Спортакус вздрогнул, но продолжил:
— Я имею в виду, когда все это закончится. Дети становятся старше, и… не думаю, что буду нужен им, — он улыбнулся Робби широко, как мог. — Если понадобится помощь, у них есть ты.
Спортакус мягко положил руку на грудь Робби.
— Ты действительно герой, Робби. Я не знал никого сильнее тебя.
У Робби закружилась голова. Нужно сесть… Он понял, что уже садится, и ему захотелось провалиться сквозь землю и больше никогда не возвращаться.
— Что?
— То, чего ты всегда хотел. Это же твои слова. Мне тоже…
— Заткнись! — Робби обхватил голову руками, пытаясь остановить вливающийся в уши поток слов. Он чувствовал надвигающийся приступ паники и отчаянно сопротивлялся ему. «Я хочу, чтобы Спортакус покинул Лентяево и больше не возвращался». Вот что он говорил, снова и снова. То, что он снова и снова повторял себе, пытаясь заставить себя поверить в это.

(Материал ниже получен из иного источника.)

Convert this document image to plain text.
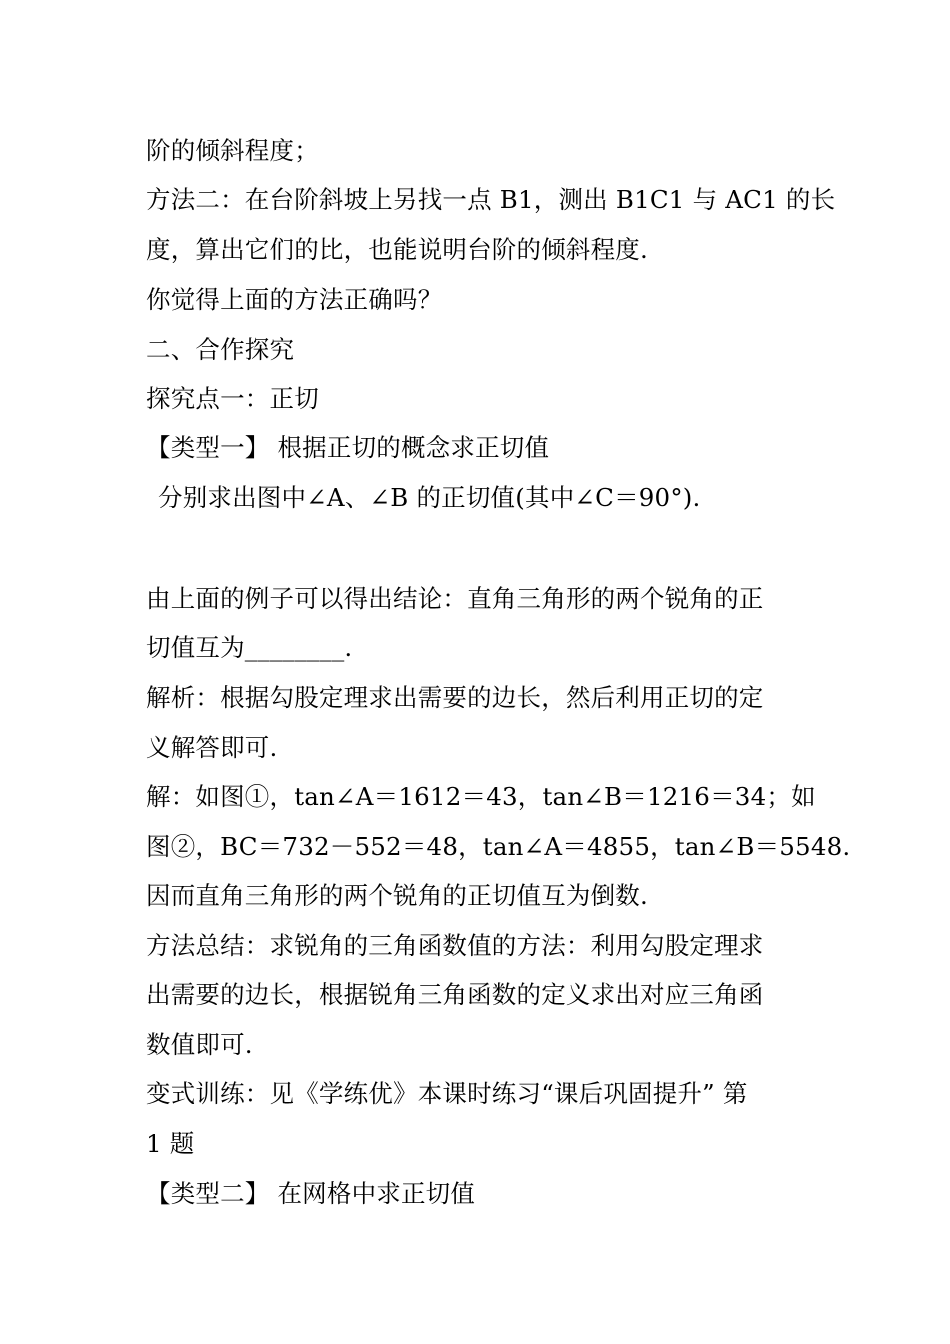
阶的倾斜程度；
方法二：在台阶斜坡上另找一点 B1，测出 B1C1 与 AC1 的长
度，算出它们的比，也能说明台阶的倾斜程度.
你觉得上面的方法正确吗？
二、合作探究
探究点一：正切
【类型一】 根据正切的概念求正切值
分别求出图中∠A、∠B 的正切值(其中∠C＝90°).
由上面的例子可以得出结论：直角三角形的两个锐角的正
切值互为________.
解析：根据勾股定理求出需要的边长，然后利用正切的定
义解答即可.
解：如图①，tan∠A＝1612＝43，tan∠B＝1216＝34；如
图②，BC＝732－552＝48，tan∠A＝4855，tan∠B＝5548.
因而直角三角形的两个锐角的正切值互为倒数.
方法总结：求锐角的三角函数值的方法：利用勾股定理求
出需要的边长，根据锐角三角函数的定义求出对应三角函
数值即可.
变式训练：见《学练优》本课时练习“课后巩固提升” 第
1 题
【类型二】 在网格中求正切值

Больше не видеть Спортакуса. Не видеть его светлой улыбки. Никогда не слышать, как Спортакус произносит его имя таким тоном, будто Робби его самый любимый человек на свете. Никогда не видеть, как его голубые глаза восторженно блестят. Никогда не засыпать с ним в кресле, когда он кладет голову на грудь Робби, пускает слюни на плечо и улыбается во сне…
Робби хватал ртом воздух, но его все равно не хватало. Сердце грозило вырваться из грудной клетки, перед глазами мелькали звезды.
— Робби? — Спортакус протянул руку, чтобы удержать, прижимая голову Робби к своей груди, как делал раньше.
Сердце Спортакуса колотилось почти так же, как у Робби, и в этот раз Робби не мог прислушаться к нему, чтобы выровнять за ним собственное дыхание.
— Робби… все в порядке, прости, мне не стоило ничего говорить, мне очень жаль…
Робби вцепился в его толстовку, едва не разрывая ткань. Успокойся. Успокойся. Успокойся, идиот!
Спортакус видел, что не может помочь, и глубоко вдохнул, подготавливая себя к состоянию покоя, используемому во время медитации. В конце концов, он успокоил сердцебиение и дыхание настолько, что Робби немного расслабился и позволил панической атаке немного утихнуть.
— Робби, я….
Робби с яростью посмотрел на опешившего Спортакуса.
— Не смей. Не смей.
— Я…
— Ты… — он сглотнул. — Ты хочешь сказать, что собираешься просто уйти отсюда? Оставить Розовую и всех этих детей? Ты же знаешь, как они будут убиты горем. Знаешь, как они зависят от тебя. Что же для тебя настолько важно, что ты готов убежать и бросить… всех? Что происходит?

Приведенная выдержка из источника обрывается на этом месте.